One year ago, researchers claimed that the price spike was driven by several major players, but after analyzing transactions made in Bitcoin and Tether, they concluded that the crypto race may have been created by just one whale.
In 2018, College of Texas professor John Griffin together with Ohio Point University assistant professor Amin Shams carried out a study that proved that several major players - so-called ‘whales’ - were responsible for manipulating the cryptocurrency market in 2017. The researchers believe that these whales used Tether stablecoin to maintain the price of Bitcoin after market downturns. The Bitfinex crypto exchange, which was also suspected of colluding with the creators of Tether, was linked to these manipulations. Back then, the company was sued by the New York Attorney General for concealing losses of client and corporate assets amounting to $850 million.
Although some experts were skeptical about the claims made by Griffin and Shams, researchers have since reached an even more baffling conclusion: the market was controlled by a single whale.

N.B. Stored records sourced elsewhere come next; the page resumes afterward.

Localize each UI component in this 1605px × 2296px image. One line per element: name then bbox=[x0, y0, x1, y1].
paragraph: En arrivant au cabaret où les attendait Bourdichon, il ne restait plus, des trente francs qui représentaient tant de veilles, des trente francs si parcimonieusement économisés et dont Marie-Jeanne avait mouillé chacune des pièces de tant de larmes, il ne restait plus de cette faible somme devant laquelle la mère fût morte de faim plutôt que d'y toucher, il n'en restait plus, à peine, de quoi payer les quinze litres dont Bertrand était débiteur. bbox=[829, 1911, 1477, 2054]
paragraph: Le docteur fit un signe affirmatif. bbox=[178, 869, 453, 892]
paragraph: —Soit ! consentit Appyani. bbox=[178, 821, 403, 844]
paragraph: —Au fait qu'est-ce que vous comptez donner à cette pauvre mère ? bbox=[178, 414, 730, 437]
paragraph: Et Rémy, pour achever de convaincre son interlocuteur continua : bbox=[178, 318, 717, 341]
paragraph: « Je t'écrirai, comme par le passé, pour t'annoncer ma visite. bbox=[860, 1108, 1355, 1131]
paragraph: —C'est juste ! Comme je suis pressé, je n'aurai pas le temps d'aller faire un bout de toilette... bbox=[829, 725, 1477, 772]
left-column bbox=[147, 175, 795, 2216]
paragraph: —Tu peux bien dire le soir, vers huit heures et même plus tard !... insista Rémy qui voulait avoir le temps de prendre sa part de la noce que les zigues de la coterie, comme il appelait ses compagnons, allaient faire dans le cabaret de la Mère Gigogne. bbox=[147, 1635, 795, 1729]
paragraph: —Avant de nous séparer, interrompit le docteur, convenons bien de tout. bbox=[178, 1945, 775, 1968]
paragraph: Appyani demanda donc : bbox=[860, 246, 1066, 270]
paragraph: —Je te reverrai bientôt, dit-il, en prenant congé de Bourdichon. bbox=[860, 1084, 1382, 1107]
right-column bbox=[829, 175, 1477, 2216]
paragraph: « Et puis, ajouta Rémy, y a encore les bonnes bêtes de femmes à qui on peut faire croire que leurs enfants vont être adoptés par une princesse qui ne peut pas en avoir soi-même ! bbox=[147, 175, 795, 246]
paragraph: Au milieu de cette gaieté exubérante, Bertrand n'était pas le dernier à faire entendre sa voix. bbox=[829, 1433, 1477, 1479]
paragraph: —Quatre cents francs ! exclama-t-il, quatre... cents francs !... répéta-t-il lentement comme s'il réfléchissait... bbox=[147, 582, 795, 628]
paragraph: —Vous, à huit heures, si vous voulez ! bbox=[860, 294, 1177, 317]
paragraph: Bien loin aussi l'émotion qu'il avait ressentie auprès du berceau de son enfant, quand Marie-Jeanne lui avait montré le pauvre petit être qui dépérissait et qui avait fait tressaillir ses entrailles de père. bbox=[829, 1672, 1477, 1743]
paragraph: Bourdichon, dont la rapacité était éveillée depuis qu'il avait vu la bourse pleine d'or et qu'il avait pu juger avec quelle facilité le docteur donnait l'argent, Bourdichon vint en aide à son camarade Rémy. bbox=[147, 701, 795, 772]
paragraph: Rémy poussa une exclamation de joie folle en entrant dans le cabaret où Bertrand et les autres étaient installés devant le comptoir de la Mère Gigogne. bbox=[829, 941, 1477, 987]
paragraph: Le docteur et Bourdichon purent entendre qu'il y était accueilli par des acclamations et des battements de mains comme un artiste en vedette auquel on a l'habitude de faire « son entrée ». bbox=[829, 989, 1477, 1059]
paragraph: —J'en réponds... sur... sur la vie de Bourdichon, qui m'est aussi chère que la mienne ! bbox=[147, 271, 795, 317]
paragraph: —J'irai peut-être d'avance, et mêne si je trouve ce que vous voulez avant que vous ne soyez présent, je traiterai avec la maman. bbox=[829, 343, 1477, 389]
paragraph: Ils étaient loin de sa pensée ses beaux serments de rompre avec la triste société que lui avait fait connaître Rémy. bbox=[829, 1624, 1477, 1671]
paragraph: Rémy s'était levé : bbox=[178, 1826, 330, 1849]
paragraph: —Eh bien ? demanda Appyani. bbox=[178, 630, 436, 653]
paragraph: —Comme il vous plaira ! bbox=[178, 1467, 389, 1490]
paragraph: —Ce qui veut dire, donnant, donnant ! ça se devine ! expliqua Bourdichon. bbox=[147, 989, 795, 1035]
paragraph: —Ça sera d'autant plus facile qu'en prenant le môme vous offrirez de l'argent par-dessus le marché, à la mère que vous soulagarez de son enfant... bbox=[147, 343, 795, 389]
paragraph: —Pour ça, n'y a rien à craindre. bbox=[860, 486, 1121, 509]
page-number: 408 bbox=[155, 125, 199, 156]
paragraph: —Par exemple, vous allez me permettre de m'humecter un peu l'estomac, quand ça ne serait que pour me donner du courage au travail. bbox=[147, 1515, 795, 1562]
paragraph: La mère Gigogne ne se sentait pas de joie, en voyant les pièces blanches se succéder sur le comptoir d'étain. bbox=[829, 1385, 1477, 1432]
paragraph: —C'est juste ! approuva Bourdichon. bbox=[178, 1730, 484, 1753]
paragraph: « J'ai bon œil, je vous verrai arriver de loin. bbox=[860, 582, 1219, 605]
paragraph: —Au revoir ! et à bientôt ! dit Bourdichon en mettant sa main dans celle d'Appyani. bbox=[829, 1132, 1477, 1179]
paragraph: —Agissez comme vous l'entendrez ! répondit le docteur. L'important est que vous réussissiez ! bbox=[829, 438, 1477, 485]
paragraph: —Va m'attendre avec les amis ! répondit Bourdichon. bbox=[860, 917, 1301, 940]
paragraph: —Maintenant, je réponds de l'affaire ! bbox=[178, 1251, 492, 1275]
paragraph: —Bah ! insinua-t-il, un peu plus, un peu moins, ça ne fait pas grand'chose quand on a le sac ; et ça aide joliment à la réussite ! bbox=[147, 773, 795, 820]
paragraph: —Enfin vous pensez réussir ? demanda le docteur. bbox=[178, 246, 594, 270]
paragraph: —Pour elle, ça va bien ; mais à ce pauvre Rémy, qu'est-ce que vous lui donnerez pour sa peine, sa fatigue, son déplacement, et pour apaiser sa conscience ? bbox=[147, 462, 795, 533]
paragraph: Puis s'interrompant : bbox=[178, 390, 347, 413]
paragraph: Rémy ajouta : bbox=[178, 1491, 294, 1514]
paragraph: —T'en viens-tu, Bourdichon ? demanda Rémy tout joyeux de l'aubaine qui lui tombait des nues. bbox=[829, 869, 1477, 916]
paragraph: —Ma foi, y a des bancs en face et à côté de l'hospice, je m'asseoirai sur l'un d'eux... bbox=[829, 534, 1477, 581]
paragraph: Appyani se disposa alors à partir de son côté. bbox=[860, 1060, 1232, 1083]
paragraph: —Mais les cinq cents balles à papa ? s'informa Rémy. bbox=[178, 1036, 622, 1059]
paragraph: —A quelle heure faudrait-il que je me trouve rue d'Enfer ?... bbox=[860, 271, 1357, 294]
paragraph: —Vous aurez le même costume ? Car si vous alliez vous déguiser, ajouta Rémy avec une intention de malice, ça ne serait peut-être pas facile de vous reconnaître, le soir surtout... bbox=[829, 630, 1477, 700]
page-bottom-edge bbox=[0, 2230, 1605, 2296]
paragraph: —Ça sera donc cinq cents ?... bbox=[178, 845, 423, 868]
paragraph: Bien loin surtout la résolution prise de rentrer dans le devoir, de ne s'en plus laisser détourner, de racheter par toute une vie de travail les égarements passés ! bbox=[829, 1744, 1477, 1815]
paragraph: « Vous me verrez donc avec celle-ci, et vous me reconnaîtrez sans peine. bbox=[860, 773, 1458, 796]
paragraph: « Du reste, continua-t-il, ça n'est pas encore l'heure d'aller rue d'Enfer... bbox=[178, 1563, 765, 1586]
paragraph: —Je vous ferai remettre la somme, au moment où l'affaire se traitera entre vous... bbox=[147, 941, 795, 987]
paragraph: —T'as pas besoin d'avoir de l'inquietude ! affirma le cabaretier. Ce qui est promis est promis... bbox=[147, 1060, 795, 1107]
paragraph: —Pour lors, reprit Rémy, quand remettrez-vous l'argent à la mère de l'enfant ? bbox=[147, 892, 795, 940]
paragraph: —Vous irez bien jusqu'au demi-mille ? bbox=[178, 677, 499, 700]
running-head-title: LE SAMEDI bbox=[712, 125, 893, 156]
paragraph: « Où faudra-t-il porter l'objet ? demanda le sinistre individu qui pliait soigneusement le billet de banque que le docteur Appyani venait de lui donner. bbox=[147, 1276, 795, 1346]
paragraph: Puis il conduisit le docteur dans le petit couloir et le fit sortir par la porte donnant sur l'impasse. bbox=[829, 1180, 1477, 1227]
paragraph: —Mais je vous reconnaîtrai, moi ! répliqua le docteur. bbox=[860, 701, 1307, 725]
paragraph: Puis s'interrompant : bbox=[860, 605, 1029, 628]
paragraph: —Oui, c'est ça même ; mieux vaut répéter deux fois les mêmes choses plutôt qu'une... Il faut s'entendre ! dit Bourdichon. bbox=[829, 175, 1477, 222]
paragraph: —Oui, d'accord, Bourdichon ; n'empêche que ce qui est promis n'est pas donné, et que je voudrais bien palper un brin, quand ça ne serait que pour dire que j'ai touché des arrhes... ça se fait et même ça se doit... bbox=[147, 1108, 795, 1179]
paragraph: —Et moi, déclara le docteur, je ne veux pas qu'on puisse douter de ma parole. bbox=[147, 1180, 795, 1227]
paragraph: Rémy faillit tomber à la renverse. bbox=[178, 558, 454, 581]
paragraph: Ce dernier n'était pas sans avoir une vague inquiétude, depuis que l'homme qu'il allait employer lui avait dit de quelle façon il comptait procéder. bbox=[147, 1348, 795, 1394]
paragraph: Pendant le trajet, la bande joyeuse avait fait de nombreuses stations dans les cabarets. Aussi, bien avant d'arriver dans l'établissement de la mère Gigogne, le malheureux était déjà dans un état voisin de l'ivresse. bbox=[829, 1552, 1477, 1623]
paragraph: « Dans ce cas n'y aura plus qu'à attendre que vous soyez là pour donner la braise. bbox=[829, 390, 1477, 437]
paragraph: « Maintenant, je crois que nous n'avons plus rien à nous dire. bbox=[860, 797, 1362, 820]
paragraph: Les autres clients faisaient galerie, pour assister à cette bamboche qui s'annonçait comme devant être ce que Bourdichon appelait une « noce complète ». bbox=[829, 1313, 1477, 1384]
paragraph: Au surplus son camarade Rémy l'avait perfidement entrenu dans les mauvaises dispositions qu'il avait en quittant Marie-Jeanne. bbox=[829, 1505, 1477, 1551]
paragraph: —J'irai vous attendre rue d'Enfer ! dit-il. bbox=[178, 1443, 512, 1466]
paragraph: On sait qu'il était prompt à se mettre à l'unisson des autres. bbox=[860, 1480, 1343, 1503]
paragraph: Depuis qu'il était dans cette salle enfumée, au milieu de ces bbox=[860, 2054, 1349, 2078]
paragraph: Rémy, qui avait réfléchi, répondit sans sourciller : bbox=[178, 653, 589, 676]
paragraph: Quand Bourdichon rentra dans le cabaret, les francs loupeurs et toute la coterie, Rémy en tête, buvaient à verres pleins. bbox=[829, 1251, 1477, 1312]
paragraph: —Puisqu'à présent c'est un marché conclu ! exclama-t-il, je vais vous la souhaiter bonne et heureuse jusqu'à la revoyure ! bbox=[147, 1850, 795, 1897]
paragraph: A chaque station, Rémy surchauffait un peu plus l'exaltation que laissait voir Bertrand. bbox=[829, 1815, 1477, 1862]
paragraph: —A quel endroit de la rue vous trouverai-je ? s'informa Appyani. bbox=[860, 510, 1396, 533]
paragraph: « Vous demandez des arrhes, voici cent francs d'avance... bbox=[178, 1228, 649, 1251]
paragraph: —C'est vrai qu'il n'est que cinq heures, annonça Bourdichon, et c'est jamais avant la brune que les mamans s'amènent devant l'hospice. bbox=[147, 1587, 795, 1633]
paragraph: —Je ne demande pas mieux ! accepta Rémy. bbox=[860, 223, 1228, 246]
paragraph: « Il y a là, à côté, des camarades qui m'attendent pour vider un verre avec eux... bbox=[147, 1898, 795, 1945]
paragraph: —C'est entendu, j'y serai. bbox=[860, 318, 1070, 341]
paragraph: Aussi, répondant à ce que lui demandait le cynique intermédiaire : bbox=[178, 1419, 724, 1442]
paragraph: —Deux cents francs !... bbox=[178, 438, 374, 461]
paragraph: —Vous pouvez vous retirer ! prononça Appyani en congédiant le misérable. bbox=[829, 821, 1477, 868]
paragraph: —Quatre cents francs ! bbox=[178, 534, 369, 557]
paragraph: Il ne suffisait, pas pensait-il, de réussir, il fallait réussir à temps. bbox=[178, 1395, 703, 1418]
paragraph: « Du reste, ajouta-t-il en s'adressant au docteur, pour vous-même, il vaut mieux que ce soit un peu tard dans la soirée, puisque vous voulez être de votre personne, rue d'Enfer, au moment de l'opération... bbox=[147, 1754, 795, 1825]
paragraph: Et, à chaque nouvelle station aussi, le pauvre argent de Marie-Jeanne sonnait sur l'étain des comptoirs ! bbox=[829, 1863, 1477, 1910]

They analyzed transactions made in the Bitcoin and Tether networks from March 1, 2017, until March 31, 2018. It turned out that someone started actively purchasing Bitcoins after the price dropped by a certain number of points. These patterns emerged only after additional Tether tokens were released and only on the Bitfinex exchange, and the account was managed by a single owner.
Tether representatives have announced that the research was fundamentally flawed and based on an insufficient volume of data. However, they have yet to disprove the conflict of interests between Bitfinex and Tether and the possibility of a criminal financial scheme.